Causal decision-making for speed camera allocation: Methodology and an application.

Speed enforcement cameras are implemented worldwide to regulate driving behaviours and enhance road traffic safety. Proper allocation of speed cameras is quite important. In practice, we should first identify road sites likely to experience larger crash reductions with speed cameras, but this step is commonly simplified as ranking sites based on the historical crash frequency. This paper proposes the use of causal decision-making to refine speed camera allocation rules. Within this framework, the heterogeneous treatment effects (HTEs) of speed cameras on crash frequency across different sites are first modelled by applying causal machine learning methods.
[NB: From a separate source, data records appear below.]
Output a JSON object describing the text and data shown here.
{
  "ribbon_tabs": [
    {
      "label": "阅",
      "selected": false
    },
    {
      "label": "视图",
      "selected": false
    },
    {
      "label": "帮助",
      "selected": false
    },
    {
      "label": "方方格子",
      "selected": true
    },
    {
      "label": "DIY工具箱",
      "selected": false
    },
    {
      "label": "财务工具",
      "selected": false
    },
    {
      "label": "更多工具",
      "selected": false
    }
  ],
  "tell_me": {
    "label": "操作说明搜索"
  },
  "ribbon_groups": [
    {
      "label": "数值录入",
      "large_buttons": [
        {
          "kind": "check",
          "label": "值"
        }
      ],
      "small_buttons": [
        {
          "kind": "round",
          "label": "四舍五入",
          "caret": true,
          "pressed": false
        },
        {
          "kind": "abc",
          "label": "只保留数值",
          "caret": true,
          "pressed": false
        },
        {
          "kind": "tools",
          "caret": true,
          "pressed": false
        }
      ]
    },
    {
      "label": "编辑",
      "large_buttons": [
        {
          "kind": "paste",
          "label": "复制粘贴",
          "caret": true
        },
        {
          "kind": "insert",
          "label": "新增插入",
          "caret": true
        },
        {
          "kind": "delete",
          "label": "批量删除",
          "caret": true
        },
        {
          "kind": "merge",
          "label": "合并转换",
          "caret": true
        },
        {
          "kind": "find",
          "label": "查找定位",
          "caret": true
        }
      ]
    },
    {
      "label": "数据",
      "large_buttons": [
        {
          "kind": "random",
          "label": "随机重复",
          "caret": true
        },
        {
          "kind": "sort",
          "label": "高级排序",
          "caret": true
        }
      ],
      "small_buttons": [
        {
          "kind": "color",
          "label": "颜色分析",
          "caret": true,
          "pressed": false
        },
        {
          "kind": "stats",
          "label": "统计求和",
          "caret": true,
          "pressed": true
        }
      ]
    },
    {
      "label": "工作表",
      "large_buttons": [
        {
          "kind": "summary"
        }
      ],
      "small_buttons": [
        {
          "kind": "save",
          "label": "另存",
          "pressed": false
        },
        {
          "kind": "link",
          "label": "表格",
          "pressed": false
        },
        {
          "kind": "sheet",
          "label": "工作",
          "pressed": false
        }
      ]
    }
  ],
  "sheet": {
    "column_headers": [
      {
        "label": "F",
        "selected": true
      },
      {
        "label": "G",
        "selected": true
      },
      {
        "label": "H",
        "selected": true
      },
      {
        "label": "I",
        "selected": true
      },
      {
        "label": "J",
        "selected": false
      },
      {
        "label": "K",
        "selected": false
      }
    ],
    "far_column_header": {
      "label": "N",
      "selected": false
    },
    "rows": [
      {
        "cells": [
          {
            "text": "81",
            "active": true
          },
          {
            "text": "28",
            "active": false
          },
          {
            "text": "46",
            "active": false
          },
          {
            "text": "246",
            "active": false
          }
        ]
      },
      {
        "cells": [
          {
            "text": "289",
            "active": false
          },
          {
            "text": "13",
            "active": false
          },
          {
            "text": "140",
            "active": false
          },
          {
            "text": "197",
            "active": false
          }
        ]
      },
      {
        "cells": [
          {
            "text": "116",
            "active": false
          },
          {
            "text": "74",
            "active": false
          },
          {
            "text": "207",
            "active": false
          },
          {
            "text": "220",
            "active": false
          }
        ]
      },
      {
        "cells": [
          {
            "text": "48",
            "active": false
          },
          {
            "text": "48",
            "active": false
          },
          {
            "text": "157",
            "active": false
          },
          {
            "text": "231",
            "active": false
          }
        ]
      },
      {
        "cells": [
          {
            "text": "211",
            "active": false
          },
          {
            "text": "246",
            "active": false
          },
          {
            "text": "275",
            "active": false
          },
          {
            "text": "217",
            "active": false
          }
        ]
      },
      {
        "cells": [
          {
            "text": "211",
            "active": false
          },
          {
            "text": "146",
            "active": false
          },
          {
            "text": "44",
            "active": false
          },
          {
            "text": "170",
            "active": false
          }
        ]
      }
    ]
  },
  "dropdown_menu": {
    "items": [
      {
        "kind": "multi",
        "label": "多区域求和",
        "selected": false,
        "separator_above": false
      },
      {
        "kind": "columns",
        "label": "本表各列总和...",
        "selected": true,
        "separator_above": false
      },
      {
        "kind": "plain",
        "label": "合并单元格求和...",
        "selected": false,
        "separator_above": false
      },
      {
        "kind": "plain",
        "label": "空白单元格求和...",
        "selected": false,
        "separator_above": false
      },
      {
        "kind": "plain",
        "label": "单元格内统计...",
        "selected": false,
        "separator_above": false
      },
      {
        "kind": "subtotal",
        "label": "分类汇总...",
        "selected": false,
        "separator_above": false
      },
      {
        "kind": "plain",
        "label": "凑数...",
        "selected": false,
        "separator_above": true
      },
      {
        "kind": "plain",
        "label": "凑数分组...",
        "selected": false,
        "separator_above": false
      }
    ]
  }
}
Subsequently, by exploiting the trained HTE model, sites with larger predicted road safety benefits (i.e., crash reductions) will be prioritised for allocation. A UK case study is presented to demonstrate the superiority of the proposed method. Different speed camera allocation rules, including the HTE-based, historical crash-based, and random allocation, are compared with respect to the number of prevented road traffic crashes. Our empirical results indicate that a larger number of past crashes in general implies a larger safety benefit of the speed camera. Therefore, the historical crash frequency could be regarded as a useful criterion for camera site selection in the absence of additional information. Nonetheless, the HTE-based rule has been found to further enhance the allocation performance. That is, more road traffic crashes could be prevented by adopting the HTE-based rule. In future transportation research and practice, the causal decision-making framework could be applied more generally to costly resource allocation tasks.